Here is another approach, which will stream your file in chunks without loading it in memory.

import os
import mimetypes
from django.http import StreamingHttpResponse
from django.core.servers.basehttp import FileWrapper


def download_file(request):
   the_file = '/some/file/name.png'
   filename = os.path.basename(the_file)
   chunk_size = 8192
   response = StreamingHttpResponse(FileWrapper(open(the_file, 'rb'), chunk_size),
                           content_type=mimetypes.guess_type(the_file)[0])
   response['Content-Length'] = os.path.getsize(the_file)    
   response['Content-Disposition'] = "attachment; filename=%s" % filename
   return response

You can use the 'sendfile' method as described in this answer.

Practically you need this (c&p):

response = HttpResponse(mimetype='application/force-download')
response['Content-Disposition'] = 'attachment; filename=%s' % smart_str(file_name)
response['X-Sendfile'] = smart_str(path_to_file)
# It's usually a good idea to set the 'Content-Length' header too.
# You can also set any other required headers: Cache-Control, etc.
return response

This requires mod_xsendfile (which is also supported by nginx or lighty)

FileWrapper won't work when GZipMiddleware is installed (Django 1.4 and below): https://code.djangoproject.com/ticket/6027

If using GZipMiddleware, a practical solution is to write a subclass of FileWrapper like so:

from wsgiref.util import FileWrapper
class FixedFileWrapper(FileWrapper):
    def __iter__(self):
        self.filelike.seek(0)
        return self

import mimetypes, os
my_file = '/some/path/xy.ext'
response = HttpResponse(FixedFileWrapper(open(my_file, 'rb')), content_type=mimetypes.guess_type(my_file)[0])
response['Content-Length'] = os.path.getsize(my_file)
response['Content-Disposition'] = "attachment; filename=%s" % os.path.basename(my_file)
return response

As of Python 2.5, there's no need to import FileWrapper from Django.
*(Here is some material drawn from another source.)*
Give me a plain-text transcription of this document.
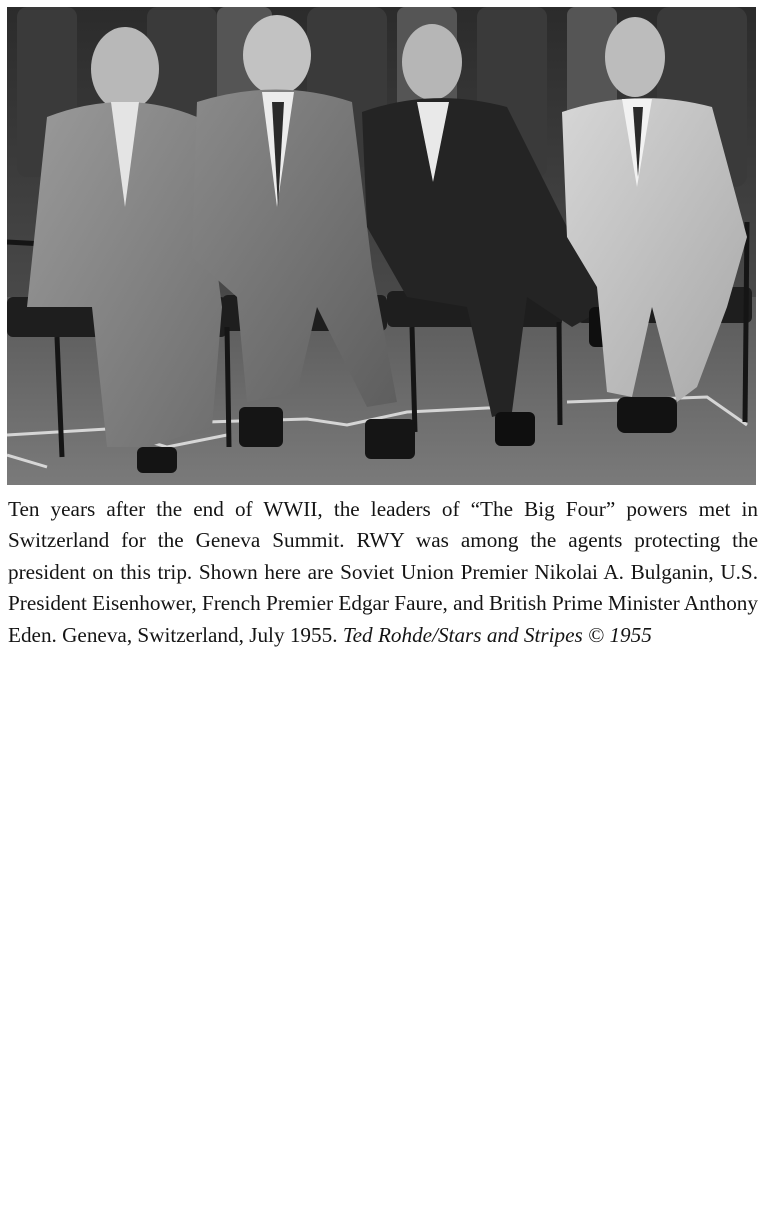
Ten years after the end of WWII, the leaders of “The Big Four” powers met in Switzerland for the Geneva Summit. RWY was among the agents protecting the president on this trip. Shown here are Soviet Union Premier Nikolai A. Bulganin, U.S. President Eisenhower, French Premier Edgar Faure, and British Prime Minister Anthony Eden. Geneva, Switzerland, July 1955. Ted Rohde/Stars and Stripes © 1955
Unless you are going to be serving very very small number of such requests, any solution that requires serving your content via django won't be scalable. For anything to scale in future, you'll probably want to move your content storage and serving to to a separate server and then this won't work.
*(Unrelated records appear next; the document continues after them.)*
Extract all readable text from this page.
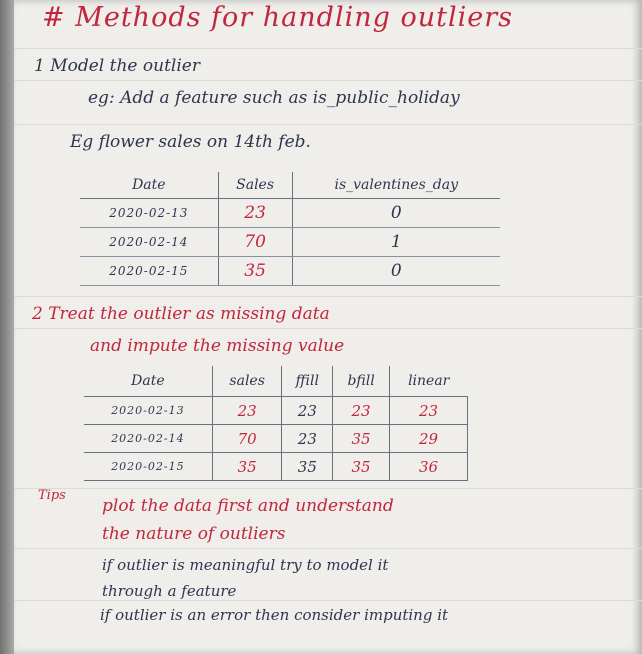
# Methods for handling outliers
1 Model the outlier
eg: Add a feature such as is_public_holiday
Eg flower sales on 14th feb.
Date	Sales	is_valentines_day
2020-02-13	23	0
2020-02-14	70	1
2020-02-15	35	0
2 Treat the outlier as missing data
and impute the missing value
Date	sales	ffill	bfill	linear
2020-02-13	23	23	23	23
2020-02-14	70	23	35	29
2020-02-15	35	35	35	36
Tips
plot the data first and understand
the nature of outliers
if outlier is meaningful try to model it
through a feature
if outlier is an error then consider imputing it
The recommended way would be to keep static content served through a lighter server (such as nginx). To add security, pass the static server a token from django by setting the cookie or via the get parameters.

The token should have following values: timestamp, filename, userid. It should be signed via some key by the django app.
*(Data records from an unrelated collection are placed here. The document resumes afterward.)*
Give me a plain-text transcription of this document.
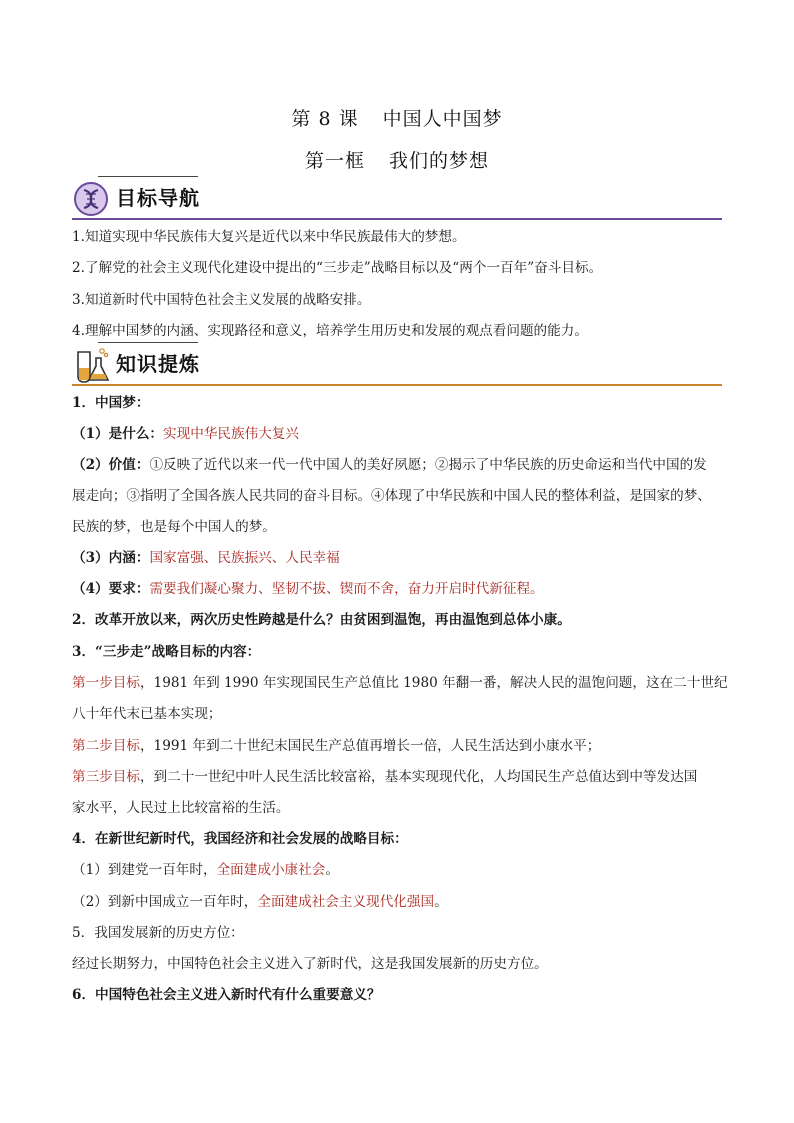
第 8 课 中国人中国梦
第一框 我们的梦想
目标导航
1.知道实现中华民族伟大复兴是近代以来中华民族最伟大的梦想。
2.了解党的社会主义现代化建设中提出的“三步走”战略目标以及“两个一百年”奋斗目标。
3.知道新时代中国特色社会主义发展的战略安排。
4.理解中国梦的内涵、实现路径和意义，培养学生用历史和发展的观点看问题的能力。
知识提炼
1．中国梦：
（1）是什么：实现中华民族伟大复兴
（2）价值：①反映了近代以来一代一代中国人的美好夙愿；②揭示了中华民族的历史命运和当代中国的发
展走向；③指明了全国各族人民共同的奋斗目标。④体现了中华民族和中国人民的整体利益，是国家的梦、
民族的梦，也是每个中国人的梦。
（3）内涵：国家富强、民族振兴、人民幸福
（4）要求：需要我们凝心聚力、坚韧不拔、锲而不舍，奋力开启时代新征程。
2．改革开放以来，两次历史性跨越是什么？由贫困到温饱，再由温饱到总体小康。
3．“三步走”战略目标的内容：
第一步目标，1981 年到 1990 年实现国民生产总值比 1980 年翻一番，解决人民的温饱问题，这在二十世纪
八十年代末已基本实现；
第二步目标，1991 年到二十世纪末国民生产总值再增长一倍，人民生活达到小康水平；
第三步目标，到二十一世纪中叶人民生活比较富裕，基本实现现代化，人均国民生产总值达到中等发达国
家水平，人民过上比较富裕的生活。
4．在新世纪新时代，我国经济和社会发展的战略目标：
（1）到建党一百年时，全面建成小康社会。
（2）到新中国成立一百年时，全面建成社会主义现代化强国。
5．我国发展新的历史方位：
经过长期努力，中国特色社会主义进入了新时代，这是我国发展新的历史方位。
6．中国特色社会主义进入新时代有什么重要意义？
Next, write a small nginx module which checks the token and that the user has indeed access to the file. It should also check that token isn't old enough by checking the timestamp.

It's better to use FileRespose, is a subclass of StreamingHttpResponse optimized for binary files. It uses wsgi.file_wrapper if provided by the wsgi server, otherwise it streams the file out in small chunks.

import os
from django.http import FileResponse
from django.core.servers.basehttp import FileWrapper


def download_file(request):
    _file = '/folder/my_file.zip'
    filename = os.path.basename(_file)
    response = FileResponse(FileWrapper(file(filename, 'rb')), content_type='application/x-zip-compressed')
    response['Content-Disposition'] = "attachment; filename=%s" % _file
    return response